James Reid spurred to run by Assembly's action on business regs

Assembly District 2 candidates focus on business, development

Posted: Tuesday, September 28, 2004

James Reid said he decided to run for Juneau Assembly in the October election because he was frustrated.

"The current Assembly is not business-friendly," said Reid, manager of the Moose Lodge. "They are not responsive to business owners. I believe I can make a difference."

Reid, who has never run for public office before, became more involved in city politics last year during the controversy over a smoking ban. In June, the Assembly decided to ban smoking in all restaurants bars in January 2005 and extend the ban to all bars in January 2008. The Moose Lodge currently allows customers to smoke inside.

"Who knows how to run the business best except the owner?" Reid asked.

Reid said his competitor, incumbent District 2 Assembly member Randy Wanamaker, doesn't support business because Wanamaker voted in favor of the smoking ban. Wanamaker said he supports the ban for health and economic reasons.

"Before we passed the ordinance to extend the smoking ban, some businesses were exempted from the ban," Wanamaker said. "I don't think it was fair to the businesses that were not exempted."

"I am a responsible businessman. I am all for creating a healthy business environment for all our employees and all the other people in our community," Wanamaker added.

Reid said the Assembly should run the city government like a business.

"I work seven days a week to make Moose Lodge successful," Reid said. "I don't see a difference between running the place and running the city. You have to create revenues and you have to watch how you spend the revenues."

Reid said before he joined the Moose Lodge in 2000 the lodge was notorious for outstanding bills. But he turned things around by cutting expenses, increasing membership and holding various activities to raise money.

"Now we have money in the bank. Bills are paid on time. And we have more money to sponsor youth and senior programs," Reid said.

Reid talked about the many ways to lower tax and increase city revenues.

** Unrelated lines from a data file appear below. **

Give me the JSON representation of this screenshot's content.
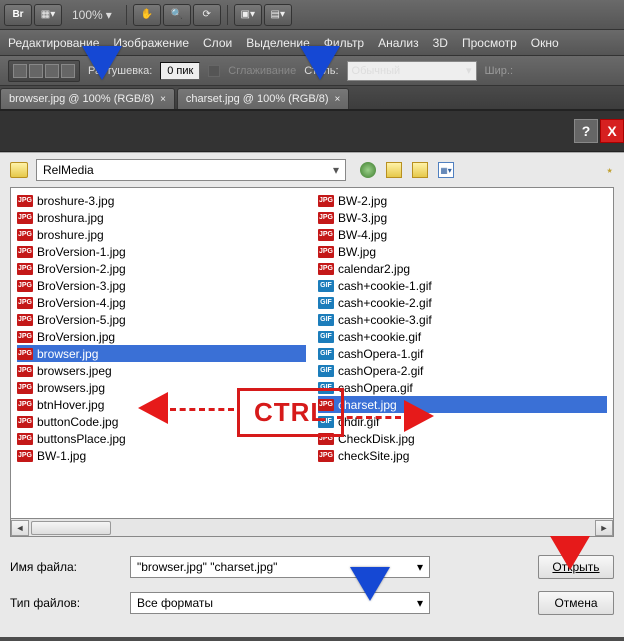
{
  "toolbar": {
    "br": "Br",
    "zoom": "100%",
    "zoom_caret": "▾"
  },
  "menu": {
    "edit": "Редактирование",
    "image": "Изображение",
    "layers": "Слои",
    "select": "Выделение",
    "filter": "Фильтр",
    "analysis": "Анализ",
    "threeD": "3D",
    "view": "Просмотр",
    "window": "Окно"
  },
  "options": {
    "feather_label": "Растушевка:",
    "feather_value": "0 пик",
    "antialias_label": "Сглаживание",
    "style_label": "Стиль:",
    "style_value": "Обычный",
    "width_label": "Шир.:"
  },
  "tabs": {
    "t1": "browser.jpg @ 100% (RGB/8)",
    "t2": "charset.jpg @ 100% (RGB/8)",
    "close": "×"
  },
  "dialog": {
    "help": "?",
    "close": "X",
    "folder": "RelMedia",
    "filename_label": "Имя файла:",
    "filename_value": "\"browser.jpg\" \"charset.jpg\"",
    "filetype_label": "Тип файлов:",
    "filetype_value": "Все форматы",
    "open": "Открыть",
    "cancel": "Отмена",
    "dd": "▾",
    "star": "⋆"
  },
  "annotation": {
    "ctrl": "CTRL"
  },
  "files_left": [
    {
      "name": "broshure-3.jpg",
      "type": "jpg"
    },
    {
      "name": "broshura.jpg",
      "type": "jpg"
    },
    {
      "name": "broshure.jpg",
      "type": "jpg"
    },
    {
      "name": "BroVersion-1.jpg",
      "type": "jpg"
    },
    {
      "name": "BroVersion-2.jpg",
      "type": "jpg"
    },
    {
      "name": "BroVersion-3.jpg",
      "type": "jpg"
    },
    {
      "name": "BroVersion-4.jpg",
      "type": "jpg"
    },
    {
      "name": "BroVersion-5.jpg",
      "type": "jpg"
    },
    {
      "name": "BroVersion.jpg",
      "type": "jpg"
    },
    {
      "name": "browser.jpg",
      "type": "jpg",
      "selected": true
    },
    {
      "name": "browsers.jpeg",
      "type": "jpg"
    },
    {
      "name": "browsers.jpg",
      "type": "jpg"
    },
    {
      "name": "btnHover.jpg",
      "type": "jpg"
    },
    {
      "name": "buttonCode.jpg",
      "type": "jpg"
    },
    {
      "name": "buttonsPlace.jpg",
      "type": "jpg"
    },
    {
      "name": "BW-1.jpg",
      "type": "jpg"
    }
  ],
  "files_right": [
    {
      "name": "BW-2.jpg",
      "type": "jpg"
    },
    {
      "name": "BW-3.jpg",
      "type": "jpg"
    },
    {
      "name": "BW-4.jpg",
      "type": "jpg"
    },
    {
      "name": "BW.jpg",
      "type": "jpg"
    },
    {
      "name": "calendar2.jpg",
      "type": "jpg"
    },
    {
      "name": "cash+cookie-1.gif",
      "type": "gif"
    },
    {
      "name": "cash+cookie-2.gif",
      "type": "gif"
    },
    {
      "name": "cash+cookie-3.gif",
      "type": "gif"
    },
    {
      "name": "cash+cookie.gif",
      "type": "gif"
    },
    {
      "name": "cashOpera-1.gif",
      "type": "gif"
    },
    {
      "name": "cashOpera-2.gif",
      "type": "gif"
    },
    {
      "name": "cashOpera.gif",
      "type": "gif"
    },
    {
      "name": "charset.jpg",
      "type": "jpg",
      "selected": true
    },
    {
      "name": "chdir.gif",
      "type": "gif"
    },
    {
      "name": "CheckDisk.jpg",
      "type": "jpg"
    },
    {
      "name": "checkSite.jpg",
      "type": "jpg"
    }
  ]
}
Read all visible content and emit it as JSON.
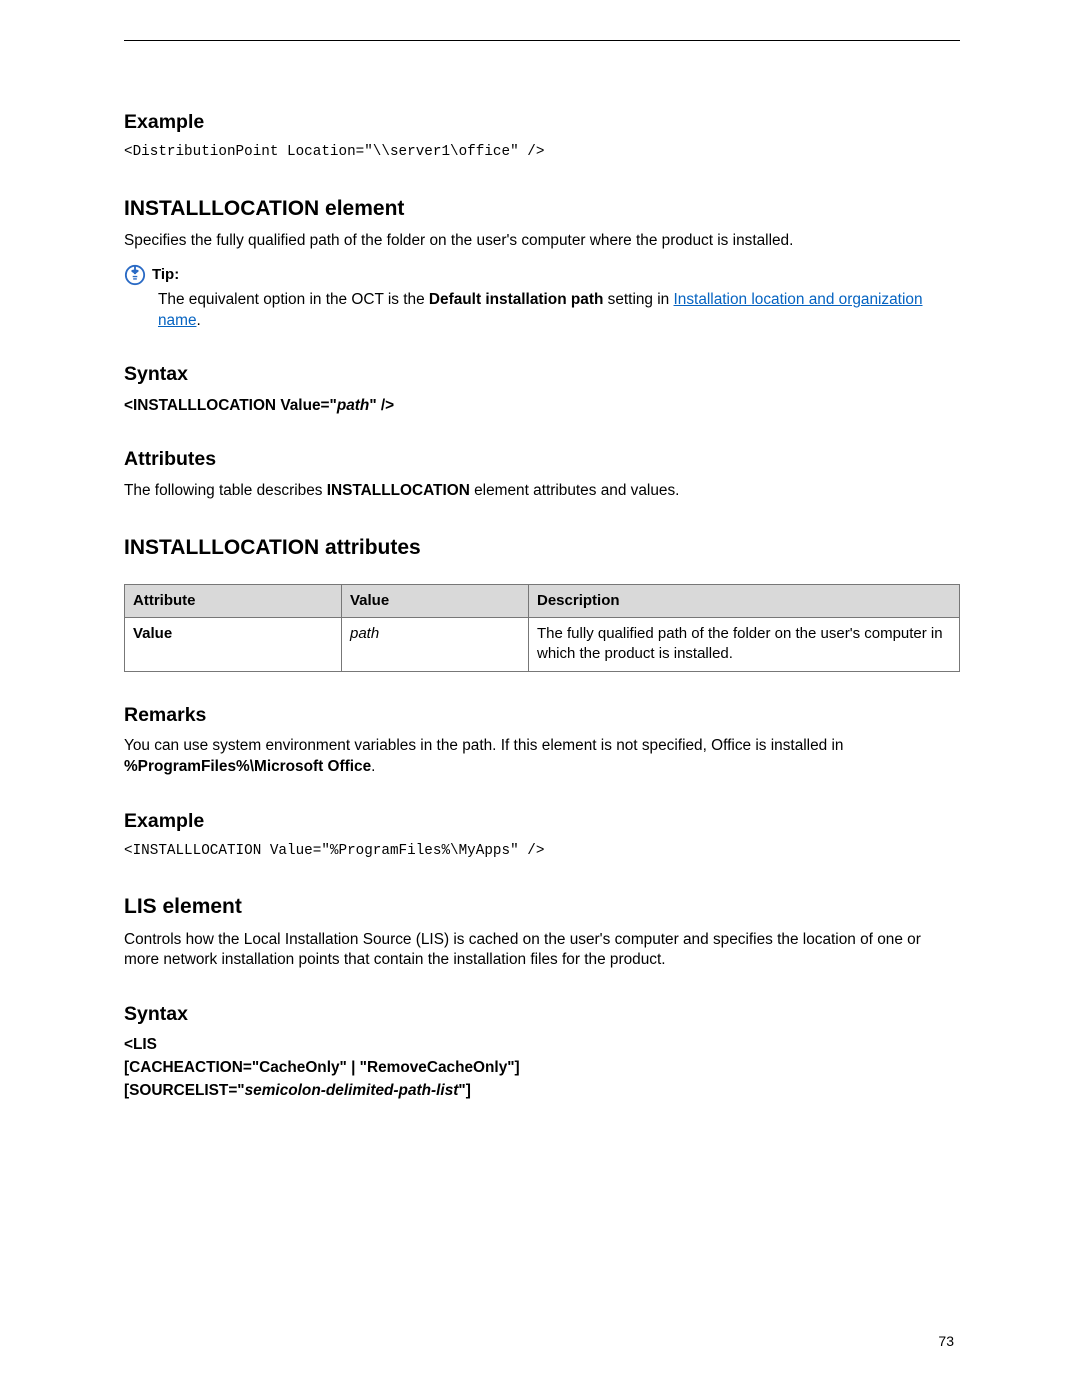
{
  "page_number": "73",
  "sections": {
    "example1": {
      "title": "Example",
      "code": "<DistributionPoint Location=\"\\\\server1\\office\" />"
    },
    "installlocation": {
      "title": "INSTALLLOCATION element",
      "desc": "Specifies the fully qualified path of the folder on the user's computer where the product is installed.",
      "tip_label": "Tip:",
      "tip_prefix": "The equivalent option in the OCT is the ",
      "tip_bold": "Default installation path",
      "tip_middle": " setting in ",
      "tip_link": "Installation location and organization name",
      "tip_suffix": "."
    },
    "syntax1": {
      "title": "Syntax",
      "prefix": "<INSTALLLOCATION Value=\"",
      "italic": "path",
      "suffix": "\" />"
    },
    "attributes": {
      "title": "Attributes",
      "desc_before": "The following table describes ",
      "desc_bold": "INSTALLLOCATION",
      "desc_after": " element attributes and values."
    },
    "attrtable": {
      "title": "INSTALLLOCATION attributes",
      "headers": {
        "c1": "Attribute",
        "c2": "Value",
        "c3": "Description"
      },
      "row": {
        "attr": "Value",
        "value": "path",
        "desc": "The fully qualified path of the folder on the user's computer in which the product is installed."
      }
    },
    "remarks": {
      "title": "Remarks",
      "text_before": "You can use system environment variables in the path. If this element is not specified, Office is installed in ",
      "text_bold": "%ProgramFiles%\\Microsoft Office",
      "text_after": "."
    },
    "example2": {
      "title": "Example",
      "code": "<INSTALLLOCATION Value=\"%ProgramFiles%\\MyApps\" />"
    },
    "lis": {
      "title": "LIS element",
      "desc": "Controls how the Local Installation Source (LIS) is cached on the user's computer and specifies the location of one or more network installation points that contain the installation files for the product."
    },
    "syntax2": {
      "title": "Syntax",
      "line1": "<LIS",
      "line2": "[CACHEACTION=\"CacheOnly\" | \"RemoveCacheOnly\"]",
      "line3_prefix": "[SOURCELIST=\"",
      "line3_italic": "semicolon-delimited-path-list",
      "line3_suffix": "\"]"
    }
  }
}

"My first priority is to more city government away from downtown Juneau," Reid said. "The city can save a lot of money by moving the City Hall, the Public Works building and all the other offices we currently pay rent for to Kmart."

Reid said by centralizing the city government offices in one location, the city can sell its downtown properties to businesses.

"Then we have added money from property tax and sales tax," Reid said. "Right now, it is hard to find parking in downtown. By moving the city government to Kmart, you not only save money in rent but also free up parking lots in downtown."

Reid said he walked around the Kmart property to count how many parking spaces it has. "It has 734 spots and 15 handicapped spots," Reid said. "There's plenty of room for visitors and city employees."

Reid said the city should sell Eaglecrest Ski Area to a developer to make it a world-class facility.

"The city should allow the developer to build a restaurant, a bar and a hotel," said Reid, who doesn't ski himself. "If they have the facility, people who don't ski can go up there to enjoy a drink and have a place to stay. All of these add revenue to the city and cost individuals less tax money."

Restoring free bus fare for seniors and people with disabilities is the first thing Reid said he would do if elected.

"Twelve dollars and 50 cents is not a lot of money but for people who live on a fixed income, they can buy a gallon of milk and a loaf of break every other week. We can sell ads on the bus to generate revenues so people don't need to dig into their pockets."

Reid described himself as "short-tempered, stubborn, business-oriented and workaholic but other than that, a pretty nice guy."

His coworker and friend, Donna Sheridan, describes Reid as "fair, funny but formidable in fights."

"Moose Lodge is a family lodge. As you can imagine, family isn't always going smoothly," said Sheridan, who has known Reid for nine years. "But Jim always listens to concerns from everyone. Sometimes he has to make hard decisions but he is always fair."